Saturday, May 15, 2010

Alone in Cleveland



The sweet sound of a Ray Allen swish sounded more like the dull thud of medieval guillotine on Thursday night. The singed twine definitively executing the season of dreams of the Cleveland Cavaliers and effectively began the nightmare for Cleveland fans dubbed The Summer of Lebron. But the Boston Celtics on Thursday night did more than simply defeat the Cavaliers in round 2 of the 2010 Playoffs. They may have pushed the biggest piece in the free agency puzzle out of its believed position, thus, scrambling all the other pieces around too. The Celtics may have altered the very landscape of the NBA for the next decade or so because of the manner in which they dealt that defeat.

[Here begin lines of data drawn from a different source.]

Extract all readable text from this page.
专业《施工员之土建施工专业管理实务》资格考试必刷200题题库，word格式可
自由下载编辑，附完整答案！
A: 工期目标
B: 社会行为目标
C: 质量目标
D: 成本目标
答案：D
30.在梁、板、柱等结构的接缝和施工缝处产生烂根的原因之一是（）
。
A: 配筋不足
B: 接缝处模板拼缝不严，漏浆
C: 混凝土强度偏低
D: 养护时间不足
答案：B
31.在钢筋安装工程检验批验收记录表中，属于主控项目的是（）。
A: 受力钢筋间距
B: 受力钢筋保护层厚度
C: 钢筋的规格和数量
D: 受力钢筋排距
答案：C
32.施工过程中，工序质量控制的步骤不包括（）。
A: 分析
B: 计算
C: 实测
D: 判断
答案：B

They did not just beat the Cavs. They demoralized the Cavs to the point where the Cavs themselves no longer believed they could compete with the Celtics. That is the ultimate defeat, not only on the court but in the mind, and I’m sure Lebron saw this. He realized his teammates were mentally defeated, that his coach couldn’t compete (panicking in Game 5 with Daniel Gibson and continually underplaying athletic bigs Hickson and Varejao) with the opposing coach, that to win this series he would have to enter a realm of super-human capability that even he was not capable of entering. And seeing all this Lebron, well, he realized he was on his own, and he gave up. He quit on his team just like they had quit believing in themselves. The symbolic moment of this cataclysmic cascade of events for Cavs fans came in the waning moments of the elimination game. As the final minute ticked down and Mike Brown was screaming at his team to foul or do anything, but nothing happened. The Cavs just stood around watching Rondo or Allen dribble away their championship aspirations. And when a team mentally checks out, and a star quits on them, and everybody loses trust in everybody else at such an important moment, well there is no turning back for that team, that is a moment which changes everything.

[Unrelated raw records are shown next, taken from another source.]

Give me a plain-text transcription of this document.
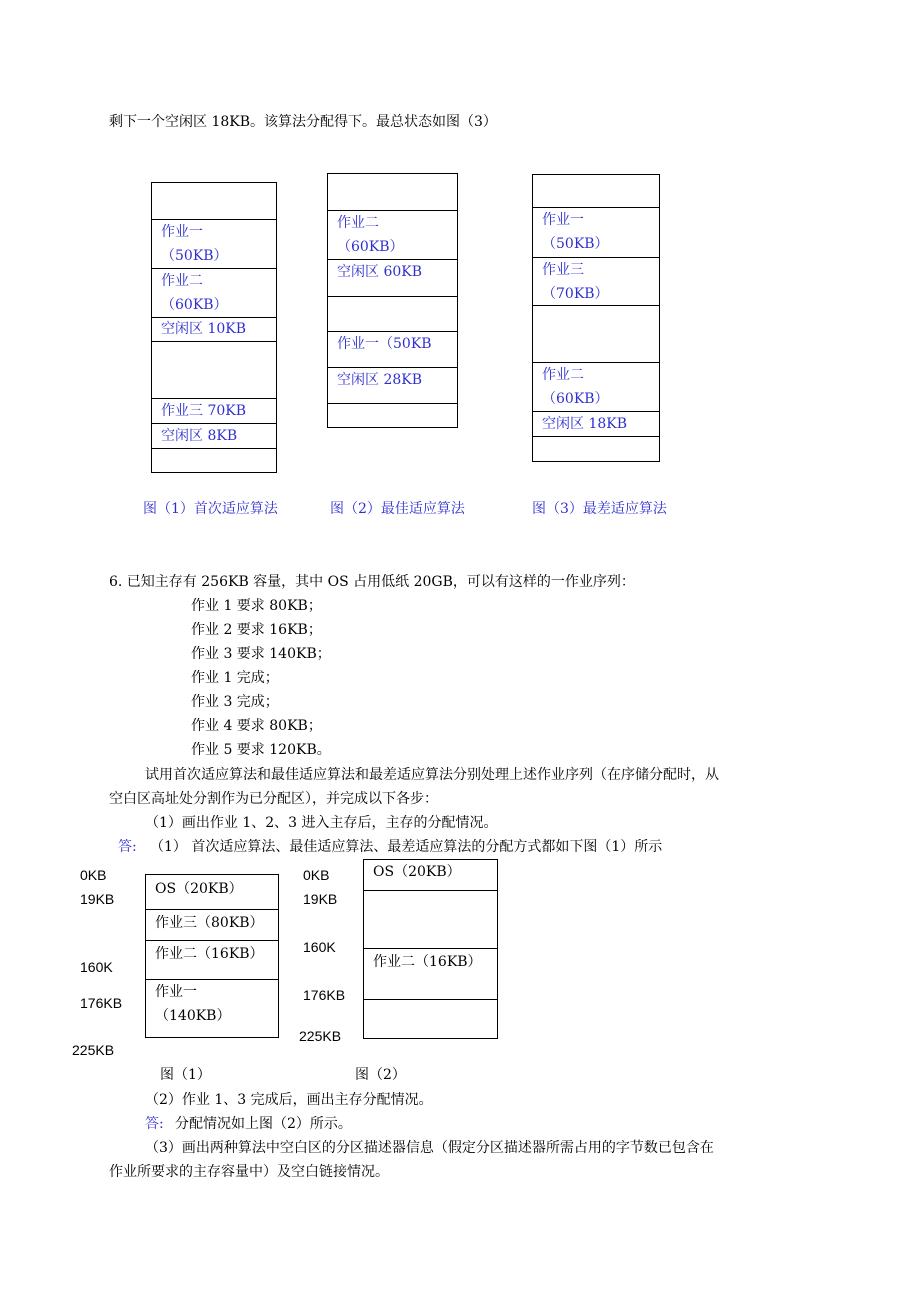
剩下一个空闲区 18KB。该算法分配得下。最总状态如图（3）
作业一
（50KB）
作业二
（60KB）
空闲区 10KB
作业三 70KB
空闲区 8KB
图（1）首次适应算法
作业二
（60KB）
空闲区 60KB
作业一（50KB
空闲区 28KB
图（2）最佳适应算法
作业一
（50KB）
作业三
（70KB）
作业二
（60KB）
空闲区 18KB
图（3）最差适应算法
6. 已知主存有 256KB 容量，其中 OS 占用低纸 20GB，可以有这样的一作业序列：
作业 1 要求 80KB；
作业 2 要求 16KB；
作业 3 要求 140KB；
作业 1 完成；
作业 3 完成；
作业 4 要求 80KB；
作业 5 要求 120KB。
试用首次适应算法和最佳适应算法和最差适应算法分别处理上述作业序列（在序储分配时，从
空白区高址处分割作为已分配区），并完成以下各步：
（1）画出作业 1、2、3 进入主存后，主存的分配情况。
答: （1） 首次适应算法、最佳适应算法、最差适应算法的分配方式都如下图（1）所示
0KB
19KB
160K
176KB
225KB
OS（20KB）
作业三（80KB）
作业二（16KB）
作业一
（140KB）
图（1）
0KB
19KB
160K
176KB
225KB
OS（20KB）
作业二（16KB）
图（2）
（2）作业 1、3 完成后，画出主存分配情况。
答: 分配情况如上图（2）所示。
（3）画出两种算法中空白区的分区描述器信息（假定分区描述器所需占用的字节数已包含在
作业所要求的主存容量中）及空白链接情况。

There is always that line, that invisible, abstract but amazingly obvious line that you know never to cross without massive repercussions. We know this line with our friends, professors, teachers, parents..etc. As in you knew never to call your mom an idiot and when you finally accidentally/purposely did, things would always be just a little bit different because in that moment something had fundamentally changed. So to with 2010 Cavs. You don’t lose trust in your teammates the way Lebron did and go back to them. Lebron, in this series, saw his team as group as what they truly are: a rag tag group of players rashly assembled and heavily dependent on him. A group of players mentally owned by the Boston Celtics and in this moment Lebron stopped trying for them, knowing they could never help him win a title. It’s the only explanation for his complete lack of interest in the last two games. He passed the ball away emotionless, watching his teammates struggle and fail because they just weren’t good enough, skilled enough, and most importantly mentally strong enough. But this wasn’t a vengeful Lebron, like Kobe a couple of years ago when he refused to take a shot to teach his team a lesson and have them come back to him begging him to play like he wanted to. No, this passive Lebron was more like a parent realizing for the first time that their kid was never going to be what they wanted him or her to be. This was a sad Lebron who seemed to just realize that these guys around him were not good enough, no matter how hard they tried and no matter how hard he wanted to believe that they were. And when you realize that, you can’t ever go back to way things were. Before Boston I’m sure Lebron genuinely thought that he could lead this group to a championship. But Boston’s defeat of Cleveland opened up Lebron’s eyes. Ray Allen, Paul Pierce, Rajon Rondo, Kevin Garnett, and Kendrick Perkins showed Lebron what a real team can do, and Lebron has realized to get one of those, he will have to leave Cleveland. And Lebron's leaving Cleveland will change everything.